One of the First Signs of Spring

I don't know about you but my nav station collects stuff. By season's end, the inside contains little bits and pieces of things that have long ago been replaced, fixed, or otherwise rendered unto Neptune. It seems that the natural place to put things that you don't know what to do with is the nav station surface. So much so that before you can go for the first sail of the season something must be done or face charts, bulbs, little bits of wire, tape, Eldridge's (last year's), the screwdriver you use when you're too lazy to find a proper tool and whatever else hides in the corners ends up on the cabin sole or in the bilge.

So last weekend while installing my radio/CD player I had to clean it up. The first thing I found is that I have a bunch more spare parts than I knew. The other thing is that there's lots of room there for, well, navigating. Who knew? So, for the first few weeks of this season I'll have a ship-shape nav station while it waits to accrete this year's detritus.

My point here is that it's another spring and the beginning of a new season. There was a lull in work on the boat because it was cold and dark and unfriendly and frankly, all I really wanted to do aboard was sleep. I felt bad because I hadn't gotten anything done.
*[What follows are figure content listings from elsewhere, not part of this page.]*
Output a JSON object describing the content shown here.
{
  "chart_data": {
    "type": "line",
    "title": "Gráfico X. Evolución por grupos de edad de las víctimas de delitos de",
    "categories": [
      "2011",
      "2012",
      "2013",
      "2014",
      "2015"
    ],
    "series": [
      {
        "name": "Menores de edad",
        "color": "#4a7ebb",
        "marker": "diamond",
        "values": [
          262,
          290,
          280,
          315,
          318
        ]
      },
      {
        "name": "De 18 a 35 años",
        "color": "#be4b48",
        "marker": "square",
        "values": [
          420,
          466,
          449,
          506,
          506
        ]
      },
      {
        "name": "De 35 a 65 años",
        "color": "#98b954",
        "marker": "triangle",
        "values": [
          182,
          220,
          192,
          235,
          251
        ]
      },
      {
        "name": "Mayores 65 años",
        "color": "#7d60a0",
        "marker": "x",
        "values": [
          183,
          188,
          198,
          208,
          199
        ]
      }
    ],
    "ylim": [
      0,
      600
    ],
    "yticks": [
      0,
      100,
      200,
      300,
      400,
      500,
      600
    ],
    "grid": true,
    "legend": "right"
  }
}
But in the last few weeks I've installed the new VHF with DSC calling and locating, new self-tailing winches (purchased as a celebration of a new job), and the stereo mentioned before. I'll finish up the holding tank plumbing now and will be setting sail late April for the season's first cruise. I can't wait!

Because of travel plans, I won't get the cover off until April 20 or so. But then, watch out! The weather keeps getting nicer and nicer. I sure do hope work doesn't get in the way of fun this year!
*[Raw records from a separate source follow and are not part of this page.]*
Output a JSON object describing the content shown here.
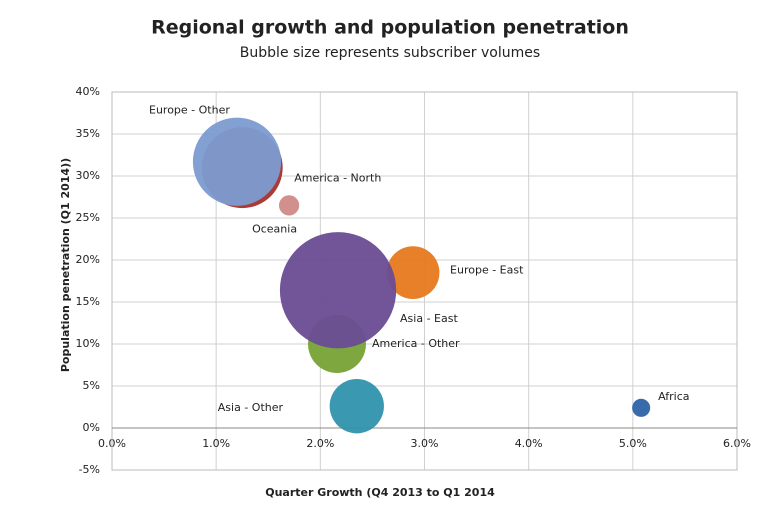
{
  "chart_data": {
    "type": "bubble",
    "title": "Regional growth and population penetration",
    "subtitle": "Bubble size represents subscriber volumes",
    "x_label": "Quarter Growth (Q4 2013 to Q1 2014",
    "y_label": "Population penetration (Q1 2014))",
    "xlim": [
      0,
      6
    ],
    "xticks": [
      {
        "value": 0,
        "label": "0.0%"
      },
      {
        "value": 1,
        "label": "1.0%"
      },
      {
        "value": 2,
        "label": "2.0%"
      },
      {
        "value": 3,
        "label": "3.0%"
      },
      {
        "value": 4,
        "label": "4.0%"
      },
      {
        "value": 5,
        "label": "5.0%"
      },
      {
        "value": 6,
        "label": "6.0%"
      }
    ],
    "ylim": [
      -5,
      40
    ],
    "yticks": [
      {
        "value": -5,
        "label": "-5%"
      },
      {
        "value": 0,
        "label": "0%"
      },
      {
        "value": 5,
        "label": "5%"
      },
      {
        "value": 10,
        "label": "10%"
      },
      {
        "value": 15,
        "label": "15%"
      },
      {
        "value": 20,
        "label": "20%"
      },
      {
        "value": 25,
        "label": "25%"
      },
      {
        "value": 30,
        "label": "30%"
      },
      {
        "value": 35,
        "label": "35%"
      },
      {
        "value": 40,
        "label": "40%"
      }
    ],
    "grid": true,
    "series": [
      {
        "name": "America - North",
        "color": "#a6302b",
        "x": [
          1.25
        ],
        "values": [
          31
        ],
        "size": [
          160
        ]
      },
      {
        "name": "Europe - Other",
        "color": "#7c9bd1",
        "x": [
          1.2
        ],
        "values": [
          31.7
        ],
        "size": [
          190
        ]
      },
      {
        "name": "Oceania",
        "color": "#d08a86",
        "x": [
          1.7
        ],
        "values": [
          26.5
        ],
        "size": [
          10
        ]
      },
      {
        "name": "Europe - East",
        "color": "#e6791e",
        "x": [
          2.89
        ],
        "values": [
          18.5
        ],
        "size": [
          68
        ]
      },
      {
        "name": "America - Other",
        "color": "#77a236",
        "x": [
          2.16
        ],
        "values": [
          10
        ],
        "size": [
          82
        ]
      },
      {
        "name": "Asia - East",
        "color": "#6a4c93",
        "x": [
          2.17
        ],
        "values": [
          16.4
        ],
        "size": [
          330
        ]
      },
      {
        "name": "Asia - Other",
        "color": "#2f93ad",
        "x": [
          2.35
        ],
        "values": [
          2.6
        ],
        "size": [
          72
        ]
      },
      {
        "name": "Africa",
        "color": "#2e62a8",
        "x": [
          5.08
        ],
        "values": [
          2.4
        ],
        "size": [
          8
        ]
      }
    ]
  }
}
So, installing winches. Here goes. It is my feeling that you can't have enough of the things. Moreover, the standard placement of the winches Pelican meant that you have to go into autopilot to adjust the sails. This is a terrible way to singlehand, especially if the autopilot fails. I know since I've done it.
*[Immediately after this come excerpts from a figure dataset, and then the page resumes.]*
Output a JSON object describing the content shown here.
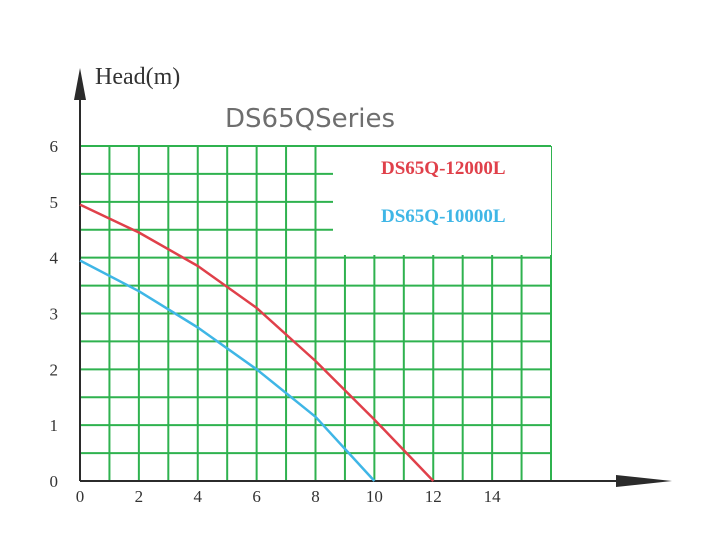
{
  "chart_data": {
    "type": "line",
    "title": "DS65QSeries",
    "ylabel": "Head(m)",
    "xlabel": "",
    "xlim": [
      0,
      16
    ],
    "ylim": [
      0,
      6
    ],
    "x_ticks": [
      "0",
      "2",
      "4",
      "6",
      "8",
      "10",
      "12",
      "14"
    ],
    "y_ticks": [
      "0",
      "1",
      "2",
      "3",
      "4",
      "5",
      "6"
    ],
    "grid": true,
    "grid_color": "#2fb24f",
    "legend_position": "top-right",
    "series": [
      {
        "name": "DS65Q-12000L",
        "color": "#e0404a",
        "points": [
          [
            0,
            4.95
          ],
          [
            2,
            4.45
          ],
          [
            4,
            3.85
          ],
          [
            6,
            3.1
          ],
          [
            8,
            2.15
          ],
          [
            10,
            1.1
          ],
          [
            12,
            0
          ]
        ]
      },
      {
        "name": "DS65Q-10000L",
        "color": "#3fb6e6",
        "points": [
          [
            0,
            3.95
          ],
          [
            2,
            3.4
          ],
          [
            4,
            2.75
          ],
          [
            6,
            2.0
          ],
          [
            8,
            1.15
          ],
          [
            10,
            0
          ]
        ]
      }
    ]
  }
}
I recently came into a little bit of money and purchased two Andersen 46STs to use as primaries near the wheel (which I replaced with a 48" wheel). The first thing to consider is the actual placement. In Pelican's case, the mizzen stays and main backstays are right where you'd put a winch in a perfect world. Since it's not, I took a winch out of the box and put a winch handle in it and placed it where I could spin the handle without hitting my hand or anything else. I placed them outboard as far as I could on the coaming. I marked the circle where the base would be.

Next, I looked under the coaming to see if there was anything I wouldn't like to drill into, like electrical or fuel lines. This is a sometimes overlooked step that results in all sorts of grief. I've said it before: Good judgment comes from experience; experience from bad judgment.

Anyway, the winches come with a template, but since you have to take the top off to mount them, I just took it off, lined up the base with the circle I drew earlier, and with a marker marked the five mounting holes.

Since the mounting bolts are 5/16" I drilled all the holes to 7/16", taped the bottom and filled with liquid epoxy. After that set (well, a little longer because the neighbor came over and offered some wine so that pretty well finished that day's work) , I re-drilled the holes to 5/16".

Next I put 3M 4200UV around each hole and put the winches in place. With the help of my aforementioned wine producing neighbor, I crawled in the locker and he held the bolt head while I cranked from below.

Now as you see the picture from below, you'll notice I used fender washers instead of a full backing plate. When drilling through the coaming, I noticed the core was solid mahogany rather than plywood. It was 3/4" thick, as well. Since winch loading is sideways and not straight up I'm not worried. The original winches had no more than a regular washer and a lock washer and they've stood up for 30 years.

Because of the stays, I'll have to put a turning block on the port side to clear all the interference and to avoid the forward winches. I'll do this when the cover comes off later this month.

Soon, we'll be seeing each other on the water! I, for one, can't wait!